Немножко полежать. Не этого ли хочет любой из нас – после Депрессии и войны. После всего, что мы вместе пережили, чем пожертвовали друг для друга. Предложение, которое сделал мне Базз. Этот мужчина, засыпающий на нашем супружеском диване. Может быть, это и есть тот отбой тревоги, который мы ждали.
Но скажи мне – какая картина предстала перед твоим взором, когда ты лежал, а твоя молчаливая собака устраивалась у тебя в ногах? Что умиротворяло тебя перед сном? Окно твоего детства с опущенной шторой, сквозь которую свет шел, как сквозь закрытое веко? Или госпитальное окно с поднятой шторой, освещающее влюбленного мужчину?

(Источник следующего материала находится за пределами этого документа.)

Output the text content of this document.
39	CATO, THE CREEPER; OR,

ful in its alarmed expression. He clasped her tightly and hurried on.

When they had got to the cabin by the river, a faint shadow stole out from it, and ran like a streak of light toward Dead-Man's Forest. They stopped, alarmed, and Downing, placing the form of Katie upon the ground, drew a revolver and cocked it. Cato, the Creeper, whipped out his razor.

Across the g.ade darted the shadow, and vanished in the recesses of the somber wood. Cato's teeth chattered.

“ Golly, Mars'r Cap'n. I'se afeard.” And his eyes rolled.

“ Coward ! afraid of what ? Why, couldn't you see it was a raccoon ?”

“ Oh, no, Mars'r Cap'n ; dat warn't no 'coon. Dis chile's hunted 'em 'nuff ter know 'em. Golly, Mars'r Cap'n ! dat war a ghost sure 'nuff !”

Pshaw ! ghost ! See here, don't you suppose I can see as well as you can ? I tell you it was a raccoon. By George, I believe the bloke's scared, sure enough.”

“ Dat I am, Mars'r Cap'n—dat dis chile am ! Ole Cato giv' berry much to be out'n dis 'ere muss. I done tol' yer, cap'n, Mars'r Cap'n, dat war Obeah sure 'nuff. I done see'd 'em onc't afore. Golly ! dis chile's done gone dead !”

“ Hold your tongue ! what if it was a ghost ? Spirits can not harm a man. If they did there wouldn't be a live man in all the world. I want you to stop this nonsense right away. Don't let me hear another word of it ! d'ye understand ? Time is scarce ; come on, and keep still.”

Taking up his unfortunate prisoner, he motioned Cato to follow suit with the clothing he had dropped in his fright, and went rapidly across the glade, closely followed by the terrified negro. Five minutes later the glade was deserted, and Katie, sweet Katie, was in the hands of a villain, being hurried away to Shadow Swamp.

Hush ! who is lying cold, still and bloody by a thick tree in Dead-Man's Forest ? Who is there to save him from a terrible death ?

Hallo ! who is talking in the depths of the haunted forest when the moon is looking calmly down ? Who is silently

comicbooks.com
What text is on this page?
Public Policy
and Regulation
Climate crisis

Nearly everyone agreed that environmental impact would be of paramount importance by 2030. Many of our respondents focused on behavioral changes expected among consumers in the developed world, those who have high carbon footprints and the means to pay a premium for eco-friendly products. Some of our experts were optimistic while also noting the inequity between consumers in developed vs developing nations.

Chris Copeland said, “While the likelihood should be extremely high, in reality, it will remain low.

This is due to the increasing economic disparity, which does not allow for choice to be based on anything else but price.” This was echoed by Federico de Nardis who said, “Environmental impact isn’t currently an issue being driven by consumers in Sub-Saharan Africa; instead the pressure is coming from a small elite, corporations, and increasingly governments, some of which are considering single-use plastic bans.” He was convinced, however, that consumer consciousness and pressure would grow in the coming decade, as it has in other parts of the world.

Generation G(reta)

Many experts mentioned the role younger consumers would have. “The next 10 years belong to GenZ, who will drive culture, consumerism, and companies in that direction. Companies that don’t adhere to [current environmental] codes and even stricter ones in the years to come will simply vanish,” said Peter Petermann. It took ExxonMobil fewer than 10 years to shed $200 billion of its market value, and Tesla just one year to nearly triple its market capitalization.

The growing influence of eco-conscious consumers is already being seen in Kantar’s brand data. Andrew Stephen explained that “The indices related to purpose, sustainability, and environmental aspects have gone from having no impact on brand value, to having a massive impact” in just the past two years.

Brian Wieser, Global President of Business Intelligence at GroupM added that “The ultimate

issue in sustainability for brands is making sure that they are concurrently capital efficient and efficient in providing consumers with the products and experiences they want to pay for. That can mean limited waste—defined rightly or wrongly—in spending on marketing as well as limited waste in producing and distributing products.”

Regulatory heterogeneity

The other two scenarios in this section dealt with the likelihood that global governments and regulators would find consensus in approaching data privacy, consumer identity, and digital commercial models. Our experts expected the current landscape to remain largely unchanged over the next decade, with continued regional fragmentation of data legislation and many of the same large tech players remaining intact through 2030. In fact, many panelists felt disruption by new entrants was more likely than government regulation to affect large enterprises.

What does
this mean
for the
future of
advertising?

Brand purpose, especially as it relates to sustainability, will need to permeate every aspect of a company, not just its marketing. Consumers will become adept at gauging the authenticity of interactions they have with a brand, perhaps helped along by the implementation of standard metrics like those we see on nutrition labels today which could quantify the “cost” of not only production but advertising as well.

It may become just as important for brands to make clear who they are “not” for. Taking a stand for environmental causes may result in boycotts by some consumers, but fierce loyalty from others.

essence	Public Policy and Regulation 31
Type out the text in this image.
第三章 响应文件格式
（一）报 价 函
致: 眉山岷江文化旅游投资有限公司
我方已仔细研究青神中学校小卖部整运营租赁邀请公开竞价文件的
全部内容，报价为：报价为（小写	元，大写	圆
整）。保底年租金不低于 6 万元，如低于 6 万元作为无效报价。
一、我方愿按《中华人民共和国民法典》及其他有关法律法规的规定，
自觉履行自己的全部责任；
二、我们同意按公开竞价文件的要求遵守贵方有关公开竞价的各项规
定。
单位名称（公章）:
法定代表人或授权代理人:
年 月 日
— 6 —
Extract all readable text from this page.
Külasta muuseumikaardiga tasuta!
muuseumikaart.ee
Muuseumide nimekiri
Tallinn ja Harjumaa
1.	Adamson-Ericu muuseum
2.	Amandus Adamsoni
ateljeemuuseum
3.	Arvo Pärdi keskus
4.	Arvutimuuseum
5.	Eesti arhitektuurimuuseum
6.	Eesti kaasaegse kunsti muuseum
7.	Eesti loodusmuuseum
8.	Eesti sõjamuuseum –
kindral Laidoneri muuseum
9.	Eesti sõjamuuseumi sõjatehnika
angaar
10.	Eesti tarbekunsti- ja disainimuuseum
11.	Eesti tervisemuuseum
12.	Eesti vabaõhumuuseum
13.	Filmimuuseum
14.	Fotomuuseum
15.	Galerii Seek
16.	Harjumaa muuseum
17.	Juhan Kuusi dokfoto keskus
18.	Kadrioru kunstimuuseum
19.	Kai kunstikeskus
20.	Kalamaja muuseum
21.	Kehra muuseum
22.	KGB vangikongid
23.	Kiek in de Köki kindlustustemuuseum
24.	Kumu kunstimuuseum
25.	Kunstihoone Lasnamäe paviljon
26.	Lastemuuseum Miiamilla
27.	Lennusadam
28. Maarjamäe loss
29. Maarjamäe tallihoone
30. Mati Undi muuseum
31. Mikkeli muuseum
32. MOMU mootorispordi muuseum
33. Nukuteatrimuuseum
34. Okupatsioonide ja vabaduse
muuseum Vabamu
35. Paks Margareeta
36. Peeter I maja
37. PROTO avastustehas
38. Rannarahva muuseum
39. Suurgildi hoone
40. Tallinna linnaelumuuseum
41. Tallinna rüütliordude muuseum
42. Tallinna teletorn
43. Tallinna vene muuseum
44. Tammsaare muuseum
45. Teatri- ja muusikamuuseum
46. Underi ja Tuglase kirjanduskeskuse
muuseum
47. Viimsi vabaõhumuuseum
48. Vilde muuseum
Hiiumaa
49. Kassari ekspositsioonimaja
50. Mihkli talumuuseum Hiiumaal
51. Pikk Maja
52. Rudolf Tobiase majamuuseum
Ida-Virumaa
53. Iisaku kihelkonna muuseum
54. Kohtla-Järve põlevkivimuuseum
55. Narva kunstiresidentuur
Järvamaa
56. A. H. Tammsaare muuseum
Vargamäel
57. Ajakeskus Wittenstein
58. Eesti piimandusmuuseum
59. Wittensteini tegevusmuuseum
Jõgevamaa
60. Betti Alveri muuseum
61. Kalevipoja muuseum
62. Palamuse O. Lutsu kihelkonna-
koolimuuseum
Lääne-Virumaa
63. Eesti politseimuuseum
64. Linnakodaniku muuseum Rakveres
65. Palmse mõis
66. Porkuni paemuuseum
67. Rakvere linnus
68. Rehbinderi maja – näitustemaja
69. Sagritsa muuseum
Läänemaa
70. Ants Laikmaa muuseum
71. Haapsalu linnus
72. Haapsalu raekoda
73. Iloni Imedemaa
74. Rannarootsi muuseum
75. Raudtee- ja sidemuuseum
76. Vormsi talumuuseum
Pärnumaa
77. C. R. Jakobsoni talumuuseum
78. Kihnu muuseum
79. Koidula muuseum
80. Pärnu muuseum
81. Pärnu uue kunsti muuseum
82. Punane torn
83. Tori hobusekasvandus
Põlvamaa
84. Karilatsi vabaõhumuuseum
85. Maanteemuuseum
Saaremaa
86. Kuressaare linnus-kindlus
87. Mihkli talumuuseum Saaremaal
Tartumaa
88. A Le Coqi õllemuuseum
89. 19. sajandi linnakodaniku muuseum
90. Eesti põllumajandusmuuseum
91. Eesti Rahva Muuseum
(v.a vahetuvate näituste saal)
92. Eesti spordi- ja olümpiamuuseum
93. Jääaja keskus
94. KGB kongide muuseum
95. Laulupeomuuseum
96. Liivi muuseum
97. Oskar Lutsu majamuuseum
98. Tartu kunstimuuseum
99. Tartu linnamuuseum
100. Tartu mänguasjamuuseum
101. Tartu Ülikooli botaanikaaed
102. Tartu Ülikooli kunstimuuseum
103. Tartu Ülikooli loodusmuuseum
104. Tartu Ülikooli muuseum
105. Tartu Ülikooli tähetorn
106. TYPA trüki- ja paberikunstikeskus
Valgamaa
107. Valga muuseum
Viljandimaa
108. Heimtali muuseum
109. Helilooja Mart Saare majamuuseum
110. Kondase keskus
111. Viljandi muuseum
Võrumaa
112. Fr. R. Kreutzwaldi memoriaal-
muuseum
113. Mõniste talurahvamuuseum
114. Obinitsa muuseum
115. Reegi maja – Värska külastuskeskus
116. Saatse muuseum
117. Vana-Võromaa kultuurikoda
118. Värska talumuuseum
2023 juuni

Сыночек был из тех мальчиков, что не отпускают мамину руку. Каждый день мы с ним шли на детскую площадку, где младенцы сонно взирали на все из черных старомодных колясок, а дети постарше долбили твердый мерзлый песок в песочнице, пока он не становился мягким, как шелк. Сыночек никогда не делал ни того ни другого. Он подходил к парку боязливо, словно это было озеро. Заходил сначала по колено, потом по пояс, останавливаясь, чтобы привыкнуть к ощущениям (он витал в мечтах, представляя, как вода пропитывает его одежду), затем с улыбкой доставал из кармана игрушку – солдатика, свинку – и клал ее на траву перед собой. И все время не сводил глаз с других детей. Он никогда к ним не приближался. Не присоединялся к играм. Единственный не белый ребенок, он чувствовал, что существует некий безмолвный закон, и, как послушный мальчик, подчинялся ему.